País caribenho fica a pouco mais de 10 quilômetros do território venezuelano, no ponto mais próximo Internacional, Caracas, Caribe, Estados Unidos, Trinidad e Tobago, Venezuela CNN Brasil
O chefe do Estado-Maior Conjunto dos Estados Unidos, General Dan Caine, vai visitar Trinidad e Tobago na terça-feira (25), em meio à tensão com a Venezuela. O país caribenho, composto por duas ilhas, fica a pouco mais de 10 quilômetros da Venezuela, no ponto mais próximo.
Segundo a embaixada americana em Trinidad e Tobago, o general se reunirá com a primeira-ministra Kamla Persad-Bissessar, para discutir a relação bilateral entre os dois países e o combate ao tráfico na região.
“A visita focará no fortalecimento da estabilidade regional e na unidade regional sobre a importância vital de combater o tráfico ilícito e as organizações criminosas transnacionais”, diz o comunicado da embaixada.
O general americano já está no Caribe: segundo o jornal The New York Times, Dan Caine viajou para Porto Rico nesta segunda-feira (24), onde visitará uma das embarcações de guerra enviada ao Caribe para combater o narcotráfico.
Trinidad e Tobago tem sido um dos maiores apoiadores da ação dos EUA no Caribe, que Washington afirma terem como objetivo combater o narcotráfico. Quando as forças americanas iniciaram a presença militar em agosto, a primeira-ministra declarou seu apoio total às manobras.
Além disso, ela alertou que, se a Venezuela atacasse a Guiana, Trinidad e Tobago concederia acesso ao governo dos EUA para fins de defesa.
Ao fazer isso, a primeira-ministra demonstrou sua disposição de abandonar a política de neutralidade que havia mantido por anos, buscando uma relação pragmática com a Venezuela, guiada por interesses econômicos.

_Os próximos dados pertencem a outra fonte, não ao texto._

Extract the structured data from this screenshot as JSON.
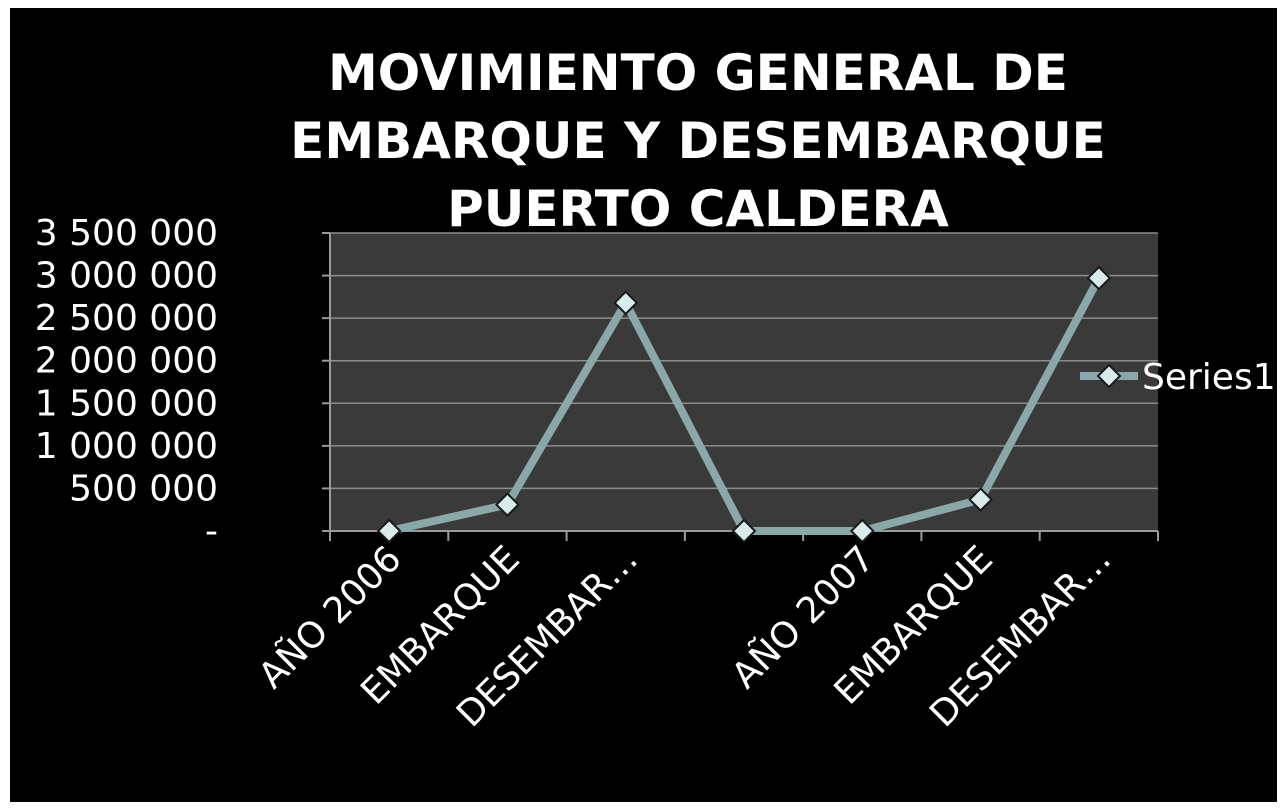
{
  "chart_data": {
    "type": "line",
    "title_lines": [
      "MOVIMIENTO GENERAL DE",
      "EMBARQUE Y DESEMBARQUE",
      "PUERTO CALDERA"
    ],
    "categories": [
      "AÑO 2006",
      "EMBARQUE",
      "DESEMBAR…",
      "",
      "AÑO 2007",
      "EMBARQUE",
      "DESEMBAR…"
    ],
    "series": [
      {
        "name": "Series1",
        "values": [
          0,
          310000,
          2680000,
          0,
          0,
          370000,
          2970000
        ]
      }
    ],
    "ylim": [
      0,
      3500000
    ],
    "yticks": [
      {
        "value": 0,
        "label": "-"
      },
      {
        "value": 500000,
        "label": "500 000"
      },
      {
        "value": 1000000,
        "label": "1 000 000"
      },
      {
        "value": 1500000,
        "label": "1 500 000"
      },
      {
        "value": 2000000,
        "label": "2 000 000"
      },
      {
        "value": 2500000,
        "label": "2 500 000"
      },
      {
        "value": 3000000,
        "label": "3 000 000"
      },
      {
        "value": 3500000,
        "label": "3 500 000"
      }
    ],
    "grid": true,
    "legend": "right",
    "colors": {
      "line": "#8aa8a8",
      "plot_bg": "#3a3a3a",
      "gridline": "#8c8c8c",
      "marker": "#d8ecec"
    }
  }
}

“Eu, assim como a maior parte do país, estou satisfeita com o sucesso da missão da Marinha dos EUA”, disse a primeira-ministra no início de setembro, quando os EUA atacaram pela primeira vez uma embarcação no Caribe. Todos os narcotraficantes “deveriam ser mortos violentamente”, acrescentou ela.
No final de outubro, o destróier da Marinha dos EUA, USS Gravely, chegou a Trinidad e Tobago para realizar exercícios militares por vários dias, manobras que o governo venezuelano classificou como “uma provocação hostil”.
Além disso, Maduro anunciou a suspensão dos acordos bilaterais de gás devido à “ameaça da primeira-ministra de transformar Trinidad e Tobago no porta-aviões do império americano contra a Venezuela”.
Já na semana passada, os EUA iniciaram novos exercícios militares em Trinidad e Tobago, que Maduro descreveu como planos “irresponsáveis”.
O Ministro das Relações Exteriores de Trinidad e Tobago, Sean Sobers, afirmou que os exercícios continuariam “devido à violência constante e à atividade de gangues criminosas”.
Em meio a esses acontecimentos, o ex-primeiro-ministro do país caribenho, Keith Rowley, negou ter assinado um acordo com os Estados Unidos que permitisse a Washington usar o país como base para atacar nações vizinhas.
O Acordo sobre o Estatuto das Forças (SOFA, na sigla em inglês), assinado em 2007, regula a presença temporária e as atividades de militares dos EUA em Trinidad e Tobago, e sua atualização mais recente removeu uma data de expiração específica.